Flüchtlingsunterbringung in Tiny-Häusern

21. April 2023
Immer mehr Kommunen müssen in der Flüchtlingspolitik auf Notunterkünfte in Turnhallen und Containern zurückgreifen. Einen anderen Weg ist das Amt Wilstermarsch in Schleswig-Holstein gegangen. Im KOMMUNAL-Gastbeitrag erläutern Sozialamtsleiter Thorsten Frank und Amtsvorsteher Delf Sievers ihr einmaliges Konzept.

Die zu Beginn des russischen Angriffskrieges auf die Ukraine noch große Bereitschaft zur Aufnahme von Flüchtlingen in Privathaushalten ebbte mit zunehmender Dauer des Krieges rasch wieder ab. So zeichnete sich auch im Amt Wilstermarsch bereits im Sommer 2022 ab, dass es zu Schwierigkeiten bei der Flüchtlingsunterbringung kommen wird. Eigene Unterkünfte waren nach kurzer Zeit voll belegt und auf dem freien Wohnungsmarkt war kaum noch geeigneter Wohnraum zu finden. Die Zuweisungen von Flüchtlingen dauerten jedoch an. Damit begann die Suche nach Alternativen. Doch wie sollten die Unterbringungsmöglichkeiten aussehen? Notunterkünfte in einer Turnhalle oder der Aufbau eines Containerdorfes sollten unbedingt vermieden werden. So entstand die Idee, Tiny-Häuser zu beschaffen.

Das sind die Vorteile der Flüchtlingsunterbringung in Tiny Houses

Die kleinen Wohneinheiten haben aus unserer Sicht gleich mehrere Vorteile:

Eigene Küche und Nasszelle sowie ein abgeschlossener Wohnbereich schaffen Privatsphäre, wodurch Konfliktpotential durch gemeinsam genutzte Räume in Sammelunterkünften umgangen wird.

Der Ankauf von Möbeln und Elektrogeräten entfällt, da die Häuser komplett ausgestattet sind. Nicht nur Wohnraum ist knapp. Auch günstige Möbel und Hausrat sind mittlerweile schwer zu bekommen.

Kurze Lieferzeiten ermöglichen eine zeitnahe Belegung der Häuser. Ankauf und Umbau von Bestandsimmobilien hätten dagegen deutlich mehr Zeit in Anspruch genommen als die sechs Wochen bis zur Lieferung der Tiny-Häuser. Für diese werden lediglich Wasser- und Abwasser- sowie Stromanschlüsse benötigt, schon sind sie bezugsfertig.

Mehrere amts- und gemeindeeigene Grundstücke boten sich für die Aufstellung der Häuser an. Ein Grundstückserwerb war somit nicht notwendig. Die Häuser können auf mehrere Standorte in verschiedenen Gemeinden verteilt werden. Die Unterstützung der Flüchtlinge wird so auf mehrere ehrenamtliche Helfer verteilt.

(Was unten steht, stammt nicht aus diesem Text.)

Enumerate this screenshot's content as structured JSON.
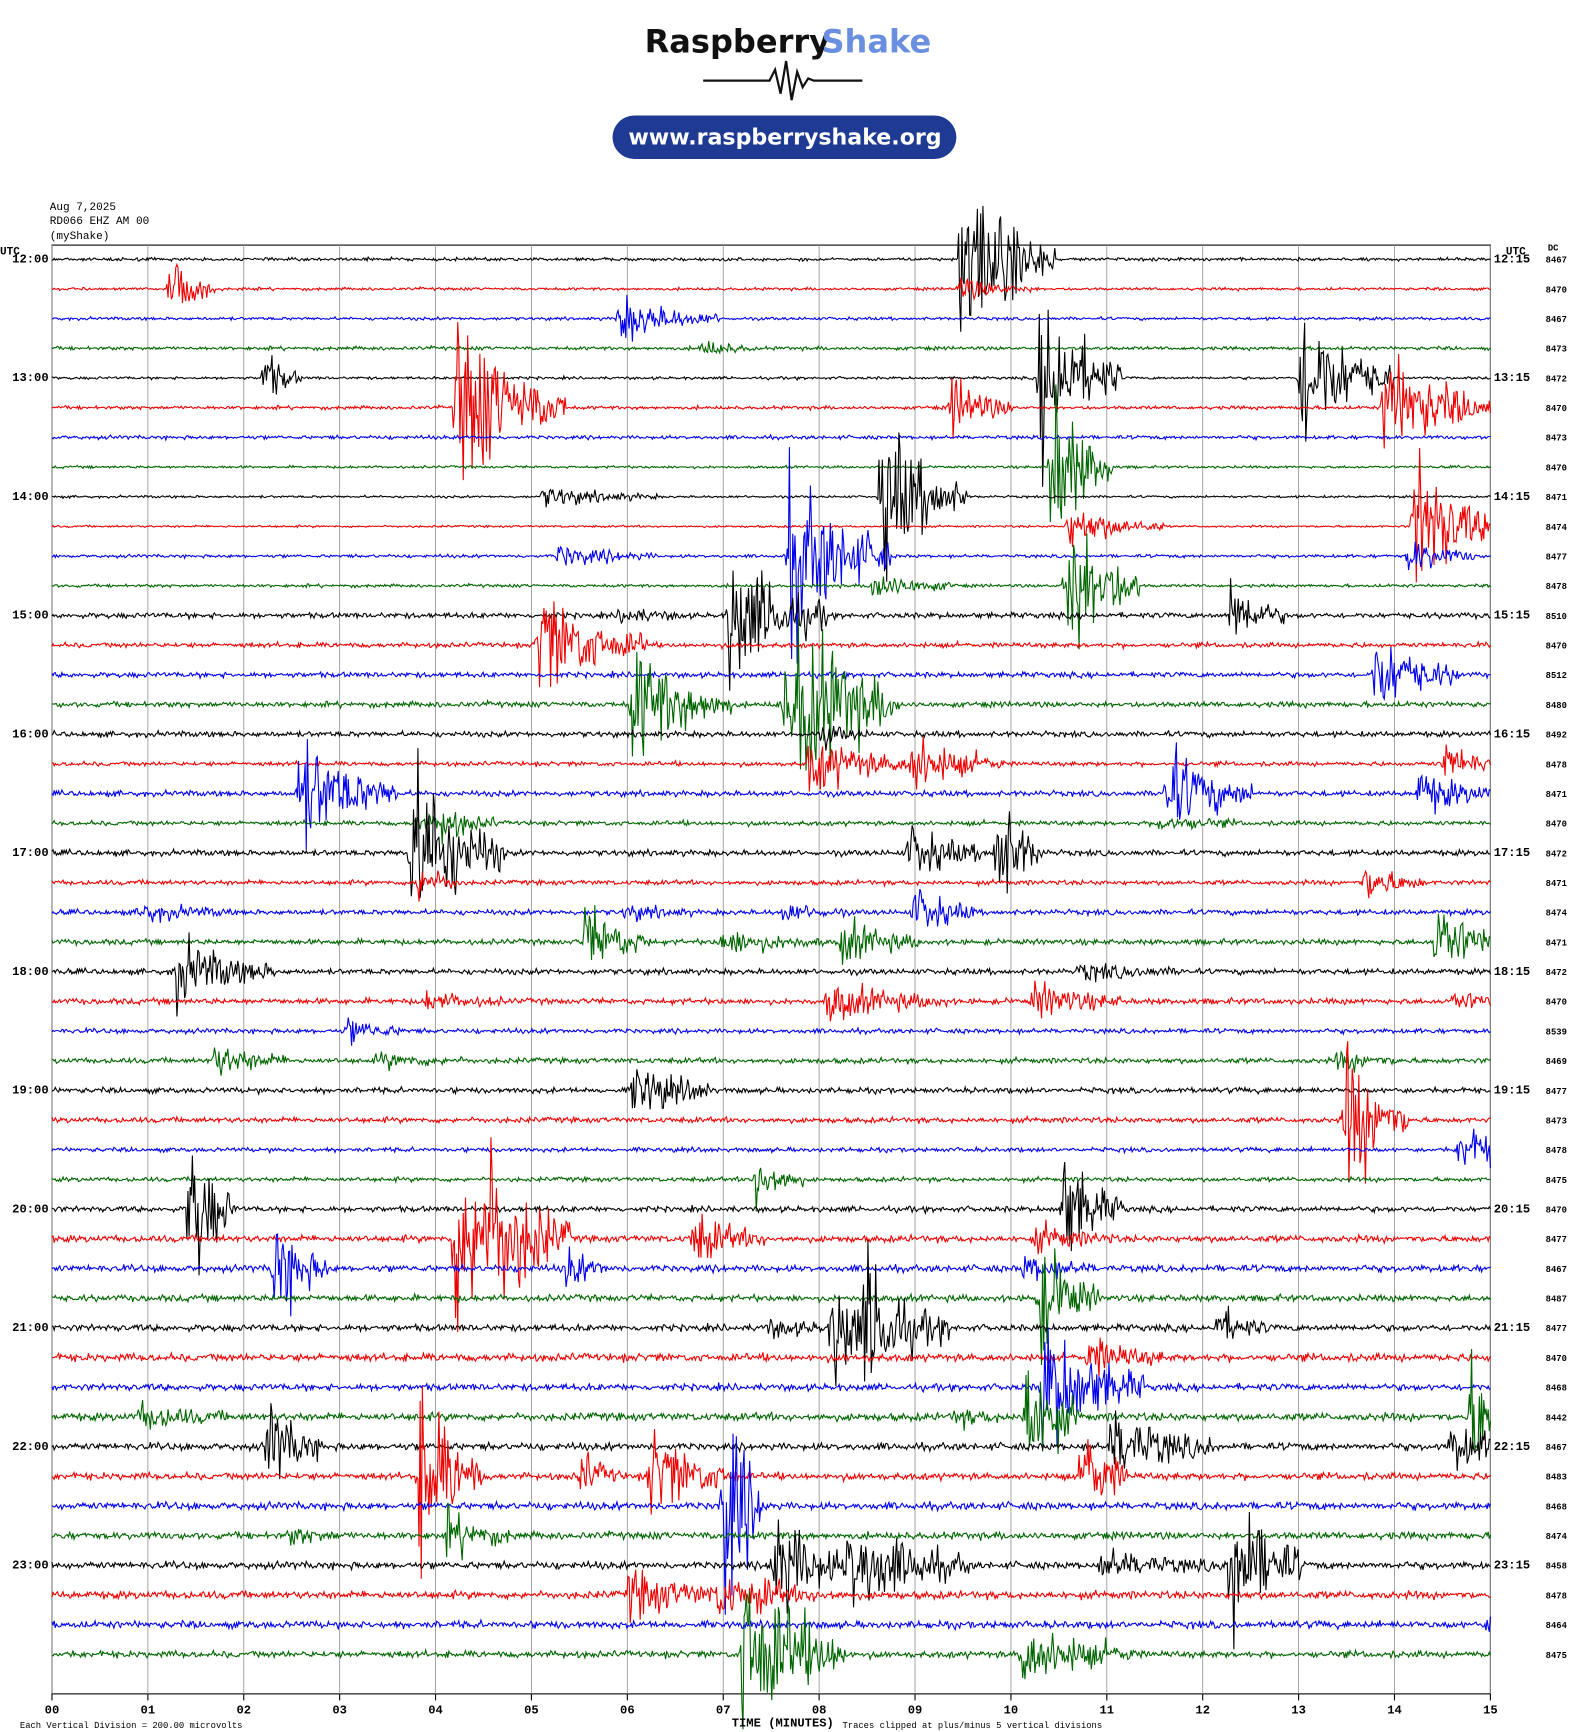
{
  "header": {
    "logo_left": "Raspberry",
    "logo_right": "Shake",
    "url": "www.raspberryshake.org"
  },
  "info": {
    "date": "Aug 7,2025",
    "station": "RD066 EHZ AM 00",
    "source": "(myShake)"
  },
  "plot": {
    "utc_left": "UTC",
    "utc_right": "UTC",
    "dc": "DC",
    "left_labels": [
      "12:00",
      "13:00",
      "14:00",
      "15:00",
      "16:00",
      "17:00",
      "18:00",
      "19:00",
      "20:00",
      "21:00",
      "22:00",
      "23:00"
    ],
    "right_labels": [
      "12:15",
      "13:15",
      "14:15",
      "15:15",
      "16:15",
      "17:15",
      "18:15",
      "19:15",
      "20:15",
      "21:15",
      "22:15",
      "23:15"
    ],
    "dc_values": [
      8467,
      8470,
      8467,
      8473,
      8472,
      8470,
      8473,
      8470,
      8471,
      8474,
      8477,
      8478,
      8510,
      8470,
      8512,
      8480,
      8492,
      8478,
      8471,
      8470,
      8472,
      8471,
      8474,
      8471,
      8472,
      8470,
      8539,
      8469,
      8477,
      8473,
      8478,
      8475,
      8470,
      8477,
      8467,
      8487,
      8477,
      8470,
      8468,
      8442,
      8467,
      8483,
      8468,
      8474,
      8458,
      8478,
      8464,
      8475
    ],
    "x_ticks": [
      "00",
      "01",
      "02",
      "03",
      "04",
      "05",
      "06",
      "07",
      "08",
      "09",
      "10",
      "11",
      "12",
      "13",
      "14",
      "15"
    ],
    "x_label": "TIME (MINUTES)",
    "footer_left": "Each Vertical Division =  200.00 microvolts",
    "footer_right": "Traces clipped at plus/minus 5 vertical divisions"
  }
}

Wie der Gemeinderat bei der Flüchtlingsunterbringung einbezogen wurde 

Zunächst musste die Selbstverwaltung von der Idee überzeugt werden. Im Rahmen einer Bauausschusssitzung wurden verschiedene Modelle besichtigt. Bauausschuss und Amtsausschuss sprachen sich schließlich für die Anschaffung von Tiny-Häusern aus. Auch einige Gemeinden und die vom Amt mitverwaltete Stadt Wilster haben den Kauf eigener Häuser beschlossen. Ein Anreiz war dabei natürlich auch die Förderung durch das Land Schleswig-Holstein, das Kosten für die Schaffung von Wohnraum für Flüchtlinge bis zur Höhe von 100.000,00 € je Gemeinde mit 75 % bezuschusst. Den Anfang machten die Gemeinden Dammfleth und Wewelsfleth, die zunächst drei Häuser bestellten. Diese wurden auf einem amtseigenen Grundstück in der Gemeinde Dammfleth aufgestellt, wo sich bereits eine für die Flüchtlingsunterbringung genutzte Unterkunft befindet. Vom Hauptgebäude aus war eine Versorgung der Tiny-Häuser mit Strom und Wasser einfach realisierbar.

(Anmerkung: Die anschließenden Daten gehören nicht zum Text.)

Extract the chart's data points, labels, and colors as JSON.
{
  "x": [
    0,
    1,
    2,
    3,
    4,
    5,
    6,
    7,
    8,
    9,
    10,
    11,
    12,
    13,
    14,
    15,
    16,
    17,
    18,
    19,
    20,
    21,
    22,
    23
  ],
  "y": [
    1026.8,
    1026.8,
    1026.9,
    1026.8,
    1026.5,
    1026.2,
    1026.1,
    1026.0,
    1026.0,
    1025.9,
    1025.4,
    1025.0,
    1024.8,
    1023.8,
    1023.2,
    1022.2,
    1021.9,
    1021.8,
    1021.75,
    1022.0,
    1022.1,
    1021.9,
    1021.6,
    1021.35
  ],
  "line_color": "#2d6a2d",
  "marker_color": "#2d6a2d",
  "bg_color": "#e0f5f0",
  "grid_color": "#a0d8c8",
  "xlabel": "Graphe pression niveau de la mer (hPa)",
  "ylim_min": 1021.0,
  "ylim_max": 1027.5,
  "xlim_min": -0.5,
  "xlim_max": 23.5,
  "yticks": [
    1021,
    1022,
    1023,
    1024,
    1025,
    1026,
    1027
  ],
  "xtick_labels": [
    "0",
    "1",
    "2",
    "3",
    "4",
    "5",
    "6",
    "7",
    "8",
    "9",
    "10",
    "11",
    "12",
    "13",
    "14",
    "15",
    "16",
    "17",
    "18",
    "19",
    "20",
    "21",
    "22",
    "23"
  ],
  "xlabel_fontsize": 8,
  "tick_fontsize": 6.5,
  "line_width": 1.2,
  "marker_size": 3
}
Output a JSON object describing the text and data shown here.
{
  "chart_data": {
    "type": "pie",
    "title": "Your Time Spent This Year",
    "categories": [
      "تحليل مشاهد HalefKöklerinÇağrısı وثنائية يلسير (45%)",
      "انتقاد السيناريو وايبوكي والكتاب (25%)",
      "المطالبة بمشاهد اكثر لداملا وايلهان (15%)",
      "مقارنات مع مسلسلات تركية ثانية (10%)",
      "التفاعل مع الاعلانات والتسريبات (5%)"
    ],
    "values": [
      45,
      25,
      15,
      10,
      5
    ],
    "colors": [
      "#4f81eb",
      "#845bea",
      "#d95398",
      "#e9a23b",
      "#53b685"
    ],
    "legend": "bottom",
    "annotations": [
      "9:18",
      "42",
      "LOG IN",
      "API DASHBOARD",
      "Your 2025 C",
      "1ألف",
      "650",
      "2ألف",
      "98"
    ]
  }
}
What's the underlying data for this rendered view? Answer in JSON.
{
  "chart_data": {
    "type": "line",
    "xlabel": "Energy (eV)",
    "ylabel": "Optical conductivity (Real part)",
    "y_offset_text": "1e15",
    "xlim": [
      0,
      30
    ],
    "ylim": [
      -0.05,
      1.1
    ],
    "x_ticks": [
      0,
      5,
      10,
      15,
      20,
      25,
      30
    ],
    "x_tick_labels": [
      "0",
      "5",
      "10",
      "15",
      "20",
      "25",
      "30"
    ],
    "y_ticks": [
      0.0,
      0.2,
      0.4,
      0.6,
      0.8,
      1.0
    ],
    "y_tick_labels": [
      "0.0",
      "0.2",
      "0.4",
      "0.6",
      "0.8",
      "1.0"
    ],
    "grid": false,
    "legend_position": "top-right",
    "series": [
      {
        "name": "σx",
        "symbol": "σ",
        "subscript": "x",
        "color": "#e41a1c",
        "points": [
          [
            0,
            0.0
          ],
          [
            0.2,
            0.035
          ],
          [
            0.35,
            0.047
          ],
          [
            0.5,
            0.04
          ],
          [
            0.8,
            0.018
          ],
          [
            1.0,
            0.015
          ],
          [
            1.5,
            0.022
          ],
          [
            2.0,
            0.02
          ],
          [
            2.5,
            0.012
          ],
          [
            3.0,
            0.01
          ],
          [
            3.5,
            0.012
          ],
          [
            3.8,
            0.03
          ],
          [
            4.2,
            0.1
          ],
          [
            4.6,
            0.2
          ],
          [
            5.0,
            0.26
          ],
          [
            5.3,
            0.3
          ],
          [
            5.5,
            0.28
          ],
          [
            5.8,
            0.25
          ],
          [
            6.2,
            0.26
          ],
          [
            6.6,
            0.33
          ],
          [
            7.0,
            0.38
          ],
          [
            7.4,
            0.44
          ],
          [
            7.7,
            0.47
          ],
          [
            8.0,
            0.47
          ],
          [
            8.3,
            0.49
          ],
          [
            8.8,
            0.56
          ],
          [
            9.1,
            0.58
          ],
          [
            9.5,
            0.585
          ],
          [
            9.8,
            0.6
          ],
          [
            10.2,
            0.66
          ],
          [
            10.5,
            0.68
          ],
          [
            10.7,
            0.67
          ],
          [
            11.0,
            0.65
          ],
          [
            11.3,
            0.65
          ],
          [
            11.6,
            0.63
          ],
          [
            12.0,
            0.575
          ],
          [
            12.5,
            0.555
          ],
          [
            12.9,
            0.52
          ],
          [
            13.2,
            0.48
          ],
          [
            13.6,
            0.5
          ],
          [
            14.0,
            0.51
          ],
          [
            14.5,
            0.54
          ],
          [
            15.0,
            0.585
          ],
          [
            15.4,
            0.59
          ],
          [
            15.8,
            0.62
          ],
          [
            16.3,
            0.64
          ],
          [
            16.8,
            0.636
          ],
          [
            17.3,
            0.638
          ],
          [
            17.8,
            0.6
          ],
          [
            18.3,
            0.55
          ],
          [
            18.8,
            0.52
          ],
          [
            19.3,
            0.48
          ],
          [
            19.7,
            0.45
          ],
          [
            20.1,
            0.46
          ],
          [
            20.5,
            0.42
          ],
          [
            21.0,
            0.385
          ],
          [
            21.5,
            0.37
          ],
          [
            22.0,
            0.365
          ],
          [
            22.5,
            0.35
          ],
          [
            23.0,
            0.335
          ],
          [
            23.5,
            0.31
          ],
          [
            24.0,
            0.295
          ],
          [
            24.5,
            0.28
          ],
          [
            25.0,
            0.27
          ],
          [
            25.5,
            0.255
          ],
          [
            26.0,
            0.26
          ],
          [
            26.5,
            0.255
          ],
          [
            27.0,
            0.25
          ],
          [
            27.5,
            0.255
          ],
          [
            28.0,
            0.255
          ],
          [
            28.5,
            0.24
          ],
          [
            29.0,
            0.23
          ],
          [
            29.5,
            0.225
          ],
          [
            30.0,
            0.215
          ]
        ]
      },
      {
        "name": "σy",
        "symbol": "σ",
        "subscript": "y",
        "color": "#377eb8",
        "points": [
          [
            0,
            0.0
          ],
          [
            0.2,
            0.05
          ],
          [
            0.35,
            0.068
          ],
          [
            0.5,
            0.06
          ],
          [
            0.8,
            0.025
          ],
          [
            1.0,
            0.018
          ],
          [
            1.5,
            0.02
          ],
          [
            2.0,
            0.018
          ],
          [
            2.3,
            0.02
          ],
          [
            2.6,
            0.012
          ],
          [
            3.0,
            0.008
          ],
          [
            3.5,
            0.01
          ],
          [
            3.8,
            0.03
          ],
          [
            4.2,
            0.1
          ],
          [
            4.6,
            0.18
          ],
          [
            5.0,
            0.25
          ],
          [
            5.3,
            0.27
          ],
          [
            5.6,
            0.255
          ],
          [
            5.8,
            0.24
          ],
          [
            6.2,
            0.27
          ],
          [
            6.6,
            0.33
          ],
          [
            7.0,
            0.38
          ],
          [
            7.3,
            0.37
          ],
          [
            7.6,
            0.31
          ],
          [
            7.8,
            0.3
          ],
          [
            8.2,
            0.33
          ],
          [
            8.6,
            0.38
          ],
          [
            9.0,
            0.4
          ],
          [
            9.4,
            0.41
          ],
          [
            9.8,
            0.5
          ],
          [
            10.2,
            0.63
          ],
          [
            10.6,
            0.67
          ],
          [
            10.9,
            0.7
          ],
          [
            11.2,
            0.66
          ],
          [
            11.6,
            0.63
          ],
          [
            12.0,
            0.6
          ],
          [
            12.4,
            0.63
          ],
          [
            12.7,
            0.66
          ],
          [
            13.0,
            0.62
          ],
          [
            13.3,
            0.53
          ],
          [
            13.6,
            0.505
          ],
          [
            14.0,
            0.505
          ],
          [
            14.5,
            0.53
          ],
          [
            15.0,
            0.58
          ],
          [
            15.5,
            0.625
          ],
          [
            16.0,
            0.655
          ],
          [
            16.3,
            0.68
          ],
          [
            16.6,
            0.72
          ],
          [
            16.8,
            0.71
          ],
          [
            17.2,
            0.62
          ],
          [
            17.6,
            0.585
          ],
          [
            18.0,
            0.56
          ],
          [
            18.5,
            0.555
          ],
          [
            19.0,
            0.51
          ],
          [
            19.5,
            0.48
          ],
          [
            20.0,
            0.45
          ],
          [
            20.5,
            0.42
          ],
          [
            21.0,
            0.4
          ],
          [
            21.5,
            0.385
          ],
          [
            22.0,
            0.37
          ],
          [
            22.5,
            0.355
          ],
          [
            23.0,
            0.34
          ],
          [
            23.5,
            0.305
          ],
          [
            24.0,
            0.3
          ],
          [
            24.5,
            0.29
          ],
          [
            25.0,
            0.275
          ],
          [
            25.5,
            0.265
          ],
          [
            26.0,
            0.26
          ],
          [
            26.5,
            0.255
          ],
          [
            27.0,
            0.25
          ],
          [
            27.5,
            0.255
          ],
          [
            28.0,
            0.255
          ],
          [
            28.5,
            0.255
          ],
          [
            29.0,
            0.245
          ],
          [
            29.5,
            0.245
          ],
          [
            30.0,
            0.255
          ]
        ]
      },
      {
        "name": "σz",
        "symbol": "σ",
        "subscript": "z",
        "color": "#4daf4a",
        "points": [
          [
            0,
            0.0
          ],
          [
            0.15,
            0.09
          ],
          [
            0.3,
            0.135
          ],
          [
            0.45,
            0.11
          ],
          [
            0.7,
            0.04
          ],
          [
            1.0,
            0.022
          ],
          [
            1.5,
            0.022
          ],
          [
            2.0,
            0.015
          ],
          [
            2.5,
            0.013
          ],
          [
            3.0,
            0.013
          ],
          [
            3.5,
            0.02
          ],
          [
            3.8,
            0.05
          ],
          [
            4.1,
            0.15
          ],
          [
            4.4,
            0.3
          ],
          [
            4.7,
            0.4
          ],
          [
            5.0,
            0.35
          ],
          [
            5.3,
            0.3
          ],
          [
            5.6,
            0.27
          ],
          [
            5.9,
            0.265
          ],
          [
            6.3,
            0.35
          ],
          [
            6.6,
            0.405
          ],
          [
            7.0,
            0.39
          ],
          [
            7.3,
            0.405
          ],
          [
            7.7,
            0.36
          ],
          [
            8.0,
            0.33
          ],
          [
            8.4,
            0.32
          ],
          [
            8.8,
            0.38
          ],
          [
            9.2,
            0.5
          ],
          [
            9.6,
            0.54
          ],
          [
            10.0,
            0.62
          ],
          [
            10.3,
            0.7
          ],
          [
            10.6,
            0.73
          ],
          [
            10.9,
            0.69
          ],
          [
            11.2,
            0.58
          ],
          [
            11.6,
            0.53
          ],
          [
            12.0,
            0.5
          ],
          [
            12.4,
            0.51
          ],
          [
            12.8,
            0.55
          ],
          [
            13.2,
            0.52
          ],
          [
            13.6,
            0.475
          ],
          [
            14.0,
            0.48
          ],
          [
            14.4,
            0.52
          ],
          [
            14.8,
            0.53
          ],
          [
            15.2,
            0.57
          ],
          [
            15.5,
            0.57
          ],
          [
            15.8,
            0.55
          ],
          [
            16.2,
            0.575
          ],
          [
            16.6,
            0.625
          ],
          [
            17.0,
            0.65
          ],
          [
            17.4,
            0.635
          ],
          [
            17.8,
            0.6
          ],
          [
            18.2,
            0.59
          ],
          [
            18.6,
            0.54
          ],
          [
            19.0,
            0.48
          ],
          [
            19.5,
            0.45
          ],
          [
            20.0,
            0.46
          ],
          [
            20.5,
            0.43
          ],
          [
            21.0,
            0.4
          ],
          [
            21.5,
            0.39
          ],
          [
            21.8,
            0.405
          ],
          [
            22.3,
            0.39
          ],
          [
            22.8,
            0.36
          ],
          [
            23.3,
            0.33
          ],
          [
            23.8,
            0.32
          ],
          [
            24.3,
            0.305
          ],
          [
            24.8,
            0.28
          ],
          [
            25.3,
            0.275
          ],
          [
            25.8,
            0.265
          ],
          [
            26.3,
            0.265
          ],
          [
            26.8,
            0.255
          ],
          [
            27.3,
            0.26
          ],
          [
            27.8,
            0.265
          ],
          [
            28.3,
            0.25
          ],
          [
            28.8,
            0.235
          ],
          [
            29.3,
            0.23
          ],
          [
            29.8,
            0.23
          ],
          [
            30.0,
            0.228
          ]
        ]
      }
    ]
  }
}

Das Modell, für das wir uns entschieden haben, verfügt über 36 m² Wohnfläche. Das klingt zwar klein, die Häuser haben allerdings einiges zu bieten. Neben einem Wohnraum mit gut ausgestatteter Küchenzeile gibt es zwei Schlafräume mit vier Betten und ein Duschbad. Man wohnt zwar etwas beengt, aber sehr gemütlich.

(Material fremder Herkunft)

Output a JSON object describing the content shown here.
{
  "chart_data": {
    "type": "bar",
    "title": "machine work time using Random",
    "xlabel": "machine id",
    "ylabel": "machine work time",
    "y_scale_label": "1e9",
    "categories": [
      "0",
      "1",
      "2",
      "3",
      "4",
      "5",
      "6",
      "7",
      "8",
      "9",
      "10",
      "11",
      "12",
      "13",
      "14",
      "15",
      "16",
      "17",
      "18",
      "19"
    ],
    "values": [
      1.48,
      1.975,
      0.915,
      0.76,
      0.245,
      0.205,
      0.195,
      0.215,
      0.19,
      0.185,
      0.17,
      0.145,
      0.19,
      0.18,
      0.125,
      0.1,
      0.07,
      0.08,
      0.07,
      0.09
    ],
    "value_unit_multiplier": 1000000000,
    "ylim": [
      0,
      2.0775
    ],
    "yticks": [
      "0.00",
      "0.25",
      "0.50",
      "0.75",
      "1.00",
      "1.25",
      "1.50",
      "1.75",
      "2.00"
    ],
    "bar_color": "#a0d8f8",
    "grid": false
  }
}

Natürlich wurde für die Häuser eine Baugenehmigung benötigt. Allerdings konnten wir diese in einem vereinfachten Verfahren für Flüchtlingsunterkünfte erhalten. Sie ist zunächst für drei Jahre befristet. Sofern die Häuser dauerhaft an ihrem Standort verbleiben sollen, kann eine dauerhafte Baugenehmigung beantragt werden.

Flüchtlingsunterbringung

Das Nachnutzungskonzept der Tiny Houses 

Sollten die Häuser irgendwann nicht mehr für Flüchtlinge benötigt werden, gibt es bereits mehrere Optionen für eine Nachnutzung. Neben der Verwendung als Obdachlosenunterkünfte wäre auch eine Vermietung möglich. Durch die benachbarte Industrie besteht ein hoher Bedarf an Unterkünften für Monteure. Auch eine Nutzung im touristischen Bereich ist denkbar. So wird in der Gemeinde Brokdorf über eine spätere Vermietung an Fahrradtouristen nachgedacht. Doch auch jetzt schon fließen Einnahmen für die Tiny-Häuser. Die Gemeinden erhalten dafür eine Miete vom Amt Wilstermarsch. Das Amt wiederum weist die Flüchtlinge als Obdachlose ein und erhebt dafür eine Benutzungsgebühr. Finanziell rechnet es sich sowohl für die Gemeinden wie auch für das Amt. Die Kosten von rd. 85.000,00 € je Haus inkl. Anschlusskosten sind überschaubar.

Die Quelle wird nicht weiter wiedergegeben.